O Conselho Nacional de Pesquisa (CNPq) encerrou na sexta-feira passada as inscrições para projetos científicos para a área. O recurso é de R$ 10 milhões para estudos que abordem terapia celular, dentre elas a utilização de células-tronco embrionárias. De acordo com a assessoria de imprensa do CNPq, a idéia é proporcionar novos conhecimentos, incluindo pesquisas básicas, clínicas e pré-clínicas. Raskin desconhece se houve algum projeto do Paraná inscrito no processo de seleção. “A disponibilidade de embriões não é o principal obstáculo para iniciar uma pesquisa. O fato de o estado ter um grande número deles não resolve o problema. Faltam apoios e verbas”, explica o médico.
Na Universidade de Brasília (UnB) também não existem pesquisas com essas células. De acordo com a professora do Departamento de Biologia Celular, Lenise Garcia, a universidade não possui grupos montados que tenham interesse em trabalhar na área. “Os que pesquisam estão tendo prejuízo porque não têm ainda uma perspectiva consistente para tratamento em seres humanos”, explica a professora.

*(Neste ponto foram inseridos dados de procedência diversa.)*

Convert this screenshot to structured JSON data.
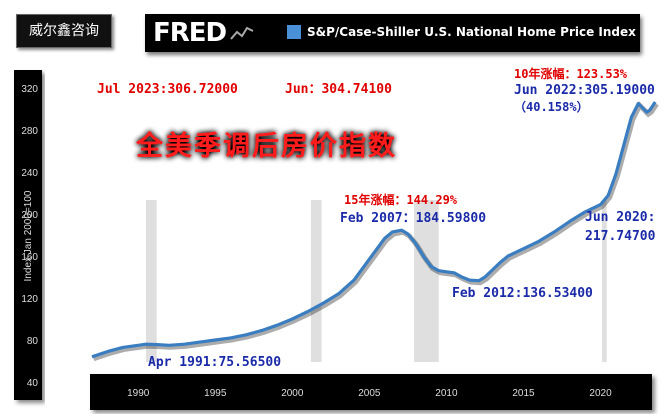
{
  "brand": {
    "name": "威尔鑫咨询"
  },
  "fred": {
    "logo": "FRED",
    "series_title": "S&P/Case-Shiller U.S. National Home Price Index"
  },
  "colors": {
    "line": "#3a7ec1",
    "annot_red": "#e00000",
    "annot_blue": "#1a2aa8",
    "recession": "#d9d9d9",
    "headline": "#ff1a1a"
  },
  "headline": "全美季调后房价指数",
  "annotations": {
    "top_latest": "Jul 2023:306.72000",
    "top_prev": "Jun：304.74100",
    "rise15": "15年涨幅：144.29%",
    "feb2007": "Feb 2007：184.59800",
    "rise10": "10年涨幅：123.53%",
    "jun2022": "Jun 2022:305.19000",
    "pct2022": "（40.158%）",
    "jun2020_a": "Jun 2020:",
    "jun2020_b": "217.74700",
    "feb2012": "Feb 2012:136.53400",
    "apr1991": "Apr 1991:75.56500"
  },
  "chart_data": {
    "type": "line",
    "ylabel": "Index Jan 2000=100",
    "xlabel": "",
    "ylim": [
      40,
      320
    ],
    "xlim": [
      1987.0,
      2023.6
    ],
    "y_ticks": [
      "40",
      "80",
      "120",
      "160",
      "200",
      "240",
      "280",
      "320"
    ],
    "x_ticks": [
      "1990",
      "1995",
      "2000",
      "2005",
      "2010",
      "2015",
      "2020"
    ],
    "recessions": [
      [
        1990.5,
        1991.2
      ],
      [
        2001.2,
        2001.9
      ],
      [
        2007.9,
        2009.5
      ],
      [
        2020.1,
        2020.4
      ]
    ],
    "series": [
      {
        "x": [
          1987.0,
          1988.0,
          1989.0,
          1990.0,
          1990.5,
          1991.25,
          1992.0,
          1993.0,
          1994.0,
          1995.0,
          1996.0,
          1997.0,
          1998.0,
          1999.0,
          2000.0,
          2001.0,
          2002.0,
          2003.0,
          2004.0,
          2005.0,
          2006.0,
          2006.5,
          2007.1,
          2007.5,
          2008.0,
          2008.5,
          2009.0,
          2009.5,
          2010.0,
          2010.5,
          2011.0,
          2011.5,
          2012.1,
          2012.5,
          2013.0,
          2013.5,
          2014.0,
          2015.0,
          2016.0,
          2017.0,
          2018.0,
          2019.0,
          2020.0,
          2020.5,
          2021.0,
          2021.5,
          2022.0,
          2022.45,
          2022.8,
          2023.0,
          2023.2,
          2023.55
        ],
        "y": [
          64,
          69,
          73,
          75,
          76,
          75.6,
          75,
          76,
          78,
          80,
          82,
          85,
          89,
          94,
          100,
          107,
          115,
          124,
          137,
          157,
          177,
          183,
          184.6,
          181,
          172,
          160,
          150,
          146,
          145,
          144,
          140,
          137,
          136.5,
          140,
          147,
          154,
          160,
          167,
          174,
          183,
          193,
          202,
          209,
          217.7,
          238,
          265,
          292,
          305.2,
          300,
          297,
          299,
          306.7
        ]
      }
    ]
  }
}
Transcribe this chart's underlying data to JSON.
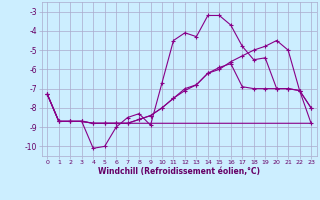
{
  "xlabel": "Windchill (Refroidissement éolien,°C)",
  "background_color": "#cceeff",
  "grid_color": "#aaaacc",
  "line_color": "#880088",
  "x": [
    0,
    1,
    2,
    3,
    4,
    5,
    6,
    7,
    8,
    9,
    10,
    11,
    12,
    13,
    14,
    15,
    16,
    17,
    18,
    19,
    20,
    21,
    22,
    23
  ],
  "line1": [
    -7.3,
    -8.7,
    -8.7,
    -8.7,
    -10.1,
    -10.0,
    -9.0,
    -8.5,
    -8.3,
    -8.9,
    -6.7,
    -4.5,
    -4.1,
    -4.3,
    -3.2,
    -3.2,
    -3.7,
    -4.8,
    -5.5,
    -5.4,
    -7.0,
    -7.0,
    -7.1,
    -8.0
  ],
  "line2": [
    -7.3,
    -8.7,
    -8.7,
    -8.7,
    -8.8,
    -8.8,
    -8.8,
    -8.8,
    -8.6,
    -8.4,
    -8.0,
    -7.5,
    -7.1,
    -6.8,
    -6.2,
    -6.0,
    -5.6,
    -5.3,
    -5.0,
    -4.8,
    -4.5,
    -5.0,
    -7.1,
    -8.0
  ],
  "line3": [
    -7.3,
    -8.7,
    -8.7,
    -8.7,
    -8.8,
    -8.8,
    -8.8,
    -8.8,
    -8.6,
    -8.4,
    -8.0,
    -7.5,
    -7.0,
    -6.8,
    -6.2,
    -5.9,
    -5.7,
    -6.9,
    -7.0,
    -7.0,
    -7.0,
    -7.0,
    -7.1,
    -8.8
  ],
  "line4": [
    -7.3,
    -8.7,
    -8.7,
    -8.7,
    -8.8,
    -8.8,
    -8.8,
    -8.8,
    -8.8,
    -8.8,
    -8.8,
    -8.8,
    -8.8,
    -8.8,
    -8.8,
    -8.8,
    -8.8,
    -8.8,
    -8.8,
    -8.8,
    -8.8,
    -8.8,
    -8.8,
    -8.8
  ],
  "ylim": [
    -10.5,
    -2.5
  ],
  "xlim": [
    -0.5,
    23.5
  ],
  "yticks": [
    -10,
    -9,
    -8,
    -7,
    -6,
    -5,
    -4,
    -3
  ],
  "xticks": [
    0,
    1,
    2,
    3,
    4,
    5,
    6,
    7,
    8,
    9,
    10,
    11,
    12,
    13,
    14,
    15,
    16,
    17,
    18,
    19,
    20,
    21,
    22,
    23
  ]
}
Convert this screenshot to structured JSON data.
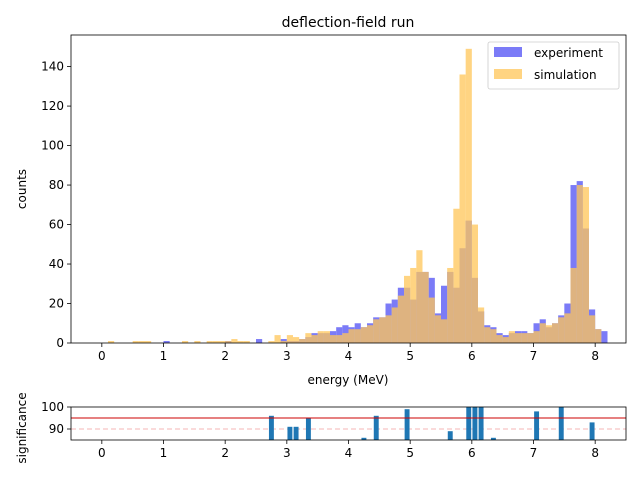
{
  "chart_data": [
    {
      "type": "bar",
      "title": "deflection-field run",
      "xlabel": "energy (MeV)",
      "ylabel": "counts",
      "xlim": [
        -0.5,
        8.5
      ],
      "ylim": [
        0,
        156
      ],
      "x_ticks": [
        "0",
        "1",
        "2",
        "3",
        "4",
        "5",
        "6",
        "7",
        "8"
      ],
      "y_ticks": [
        "0",
        "20",
        "40",
        "60",
        "80",
        "100",
        "120",
        "140"
      ],
      "legend_position": "top-right",
      "bin_start": 0.0,
      "bin_width": 0.1,
      "series": [
        {
          "name": "experiment",
          "color": "#7b7bf7",
          "values": [
            0,
            0,
            0,
            0,
            0,
            0,
            0,
            0,
            0,
            0,
            1,
            0,
            0,
            0,
            0,
            0,
            0,
            0,
            0,
            0,
            1,
            0,
            0,
            0,
            0,
            2,
            0,
            0,
            0,
            2,
            1,
            1,
            2,
            3,
            5,
            5,
            5,
            6,
            8,
            9,
            8,
            10,
            8,
            10,
            13,
            13,
            20,
            22,
            28,
            28,
            22,
            36,
            36,
            33,
            15,
            29,
            36,
            28,
            48,
            62,
            33,
            16,
            9,
            8,
            5,
            4,
            5,
            6,
            6,
            5,
            10,
            12,
            8,
            10,
            14,
            20,
            80,
            82,
            58,
            17,
            7,
            6,
            0,
            0,
            0,
            0,
            0,
            0,
            0,
            0
          ]
        },
        {
          "name": "simulation",
          "color": "#ffc658",
          "values": [
            0,
            1,
            0,
            0,
            0,
            1,
            1,
            1,
            0,
            0,
            0,
            0,
            0,
            1,
            0,
            1,
            0,
            1,
            1,
            1,
            1,
            2,
            1,
            1,
            0,
            0,
            0,
            1,
            4,
            1,
            4,
            3,
            2,
            5,
            4,
            6,
            6,
            4,
            4,
            5,
            7,
            7,
            8,
            9,
            12,
            13,
            14,
            18,
            24,
            34,
            38,
            47,
            36,
            23,
            14,
            12,
            38,
            68,
            136,
            149,
            60,
            18,
            8,
            7,
            4,
            3,
            6,
            5,
            5,
            5,
            6,
            10,
            9,
            10,
            13,
            15,
            38,
            80,
            79,
            14,
            7,
            0,
            0,
            0,
            0,
            0,
            0,
            0,
            0,
            0
          ]
        }
      ]
    },
    {
      "type": "bar",
      "title": "",
      "xlabel": "",
      "ylabel": "significance",
      "xlim": [
        -0.5,
        8.5
      ],
      "ylim": [
        85,
        100
      ],
      "x_ticks": [
        "0",
        "1",
        "2",
        "3",
        "4",
        "5",
        "6",
        "7",
        "8"
      ],
      "y_ticks": [
        "90",
        "100"
      ],
      "threshold": 95,
      "reference_line": 90,
      "threshold_color": "#cc0000",
      "bar_color": "#1f77b4",
      "bin_start": 0.0,
      "bin_width": 0.1,
      "values": {
        "2.7": 96,
        "3.0": 91,
        "3.1": 91,
        "3.3": 95,
        "4.2": 86,
        "4.4": 96,
        "4.9": 99,
        "5.6": 89,
        "5.9": 100,
        "6.0": 100,
        "6.1": 100,
        "6.3": 86,
        "7.0": 98,
        "7.4": 100,
        "7.9": 93
      }
    }
  ]
}
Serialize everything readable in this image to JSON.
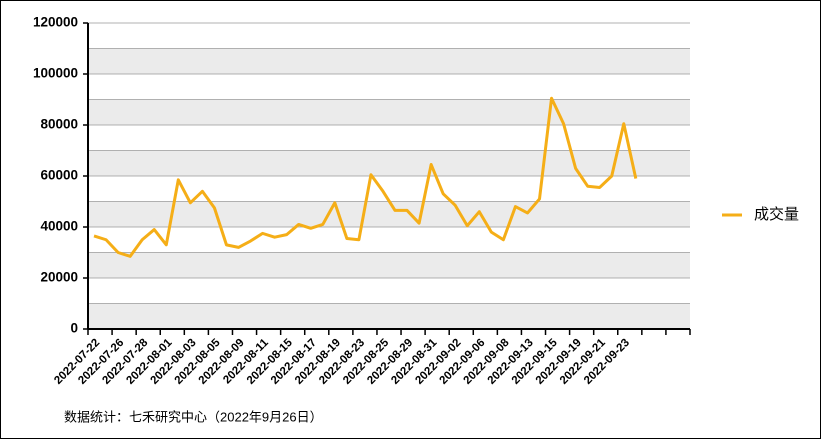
{
  "chart_data": {
    "type": "line",
    "categories": [
      "2022-07-22",
      null,
      "2022-07-26",
      null,
      "2022-07-28",
      null,
      "2022-08-01",
      null,
      "2022-08-03",
      null,
      "2022-08-05",
      null,
      "2022-08-09",
      null,
      "2022-08-11",
      null,
      "2022-08-15",
      null,
      "2022-08-17",
      null,
      "2022-08-19",
      null,
      "2022-08-23",
      null,
      "2022-08-25",
      null,
      "2022-08-29",
      null,
      "2022-08-31",
      null,
      "2022-09-02",
      null,
      "2022-09-06",
      null,
      "2022-09-08",
      null,
      "2022-09-13",
      null,
      "2022-09-15",
      null,
      "2022-09-19",
      null,
      "2022-09-21",
      null,
      "2022-09-23",
      null,
      null,
      null,
      null,
      null
    ],
    "series": [
      {
        "name": "成交量",
        "color": "#f5ae17",
        "values": [
          36500,
          35000,
          30000,
          28500,
          35000,
          39000,
          33000,
          58500,
          49500,
          54000,
          47500,
          33000,
          32000,
          34500,
          37500,
          36000,
          37000,
          41000,
          39500,
          41000,
          49500,
          35500,
          35000,
          60500,
          54000,
          46500,
          46500,
          41500,
          64500,
          53000,
          48500,
          40500,
          46000,
          38000,
          35000,
          48000,
          45500,
          51000,
          90500,
          80500,
          63000,
          56000,
          55500,
          60000,
          80500,
          59000,
          null,
          null,
          null,
          null
        ]
      }
    ],
    "ylim": [
      0,
      120000
    ],
    "yticks": [
      0,
      20000,
      40000,
      60000,
      80000,
      100000,
      120000
    ],
    "grid": true,
    "legend": "right",
    "footnote": "数据统计：七禾研究中心（2022年9月26日）"
  }
}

Por enquanto só a Universidade de São Paulo (USP) iniciou pesquisas com células-tronco, com recursos do primeiro projeto liberado pelo CNPq em 2005, ano em que o estudo com essas células foi autorizado judicialmente. “Estamos iniciando agora, mas ainda precisamos definir a linhagem celular. Essas pesquisas demoram anos. Ela foi iniciada com o recurso do primeiro edital, em 2005, e ainda estamos bem no comecinho”, diz a diretora do centro de Estudo do Genoma Humano e professora de genética da USP, Mayana Zatz.
Para Lenise e Raskin, um dos problemas para realizar estudos com célula-tronco embrionária no país é que muitos pesquisadores não pretendem largar pesquisas já iniciadas para começar uma nova. “Eu, por exemplo, tenho trabalho, pesquisa e conhecimento para entrar nessa área das células embrionárias, mas não tenho tempo para abandonar os estudos que já realizo”, comenta Raskin.